How to deal with compulsive habits in your teen:
  • Take note of your teen’s compulsive habits. Understanding what triggers these habits will help you manage her behaviour and help you notice if it is getting worse.
  • Try not to get frustrated or annoyed. This won’t help your teen and may only make the habits worse.
  • Don’t intervene every time you see the compulsive habit – it may increase your teen’s anxiety.
  • Help your teen redirect her attention elsewhere. If your teen’s habit is putting things in perfect order, suggest that she go for a walk, run, swim or bike ride. When you redirect her attention elsewhere, it helps her to refocus her attention and stop thinking obsessive thoughts that will likely turn into compulsive habits.

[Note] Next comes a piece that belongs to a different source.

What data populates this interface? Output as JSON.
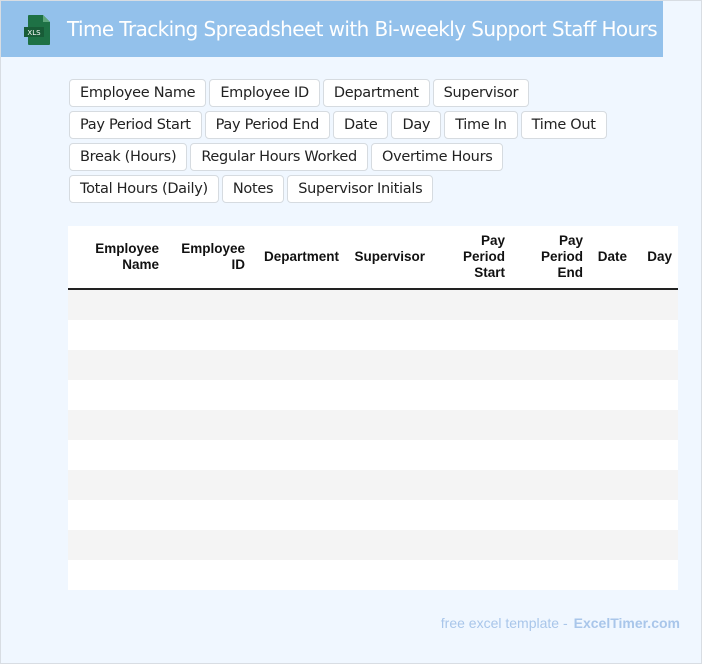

  • Give your child the chance to tell you how they’re feeling – they may realise that chatting about the habit is a better way to deal with anxiety.
If your teen has compulsive habits that none of their friends have, don’t assume there’s a problem. This may only be a temporary coping technique for your teen. However, if you feel this behaviour is worsening and affecting their life in a big way, it may be best to see your GP.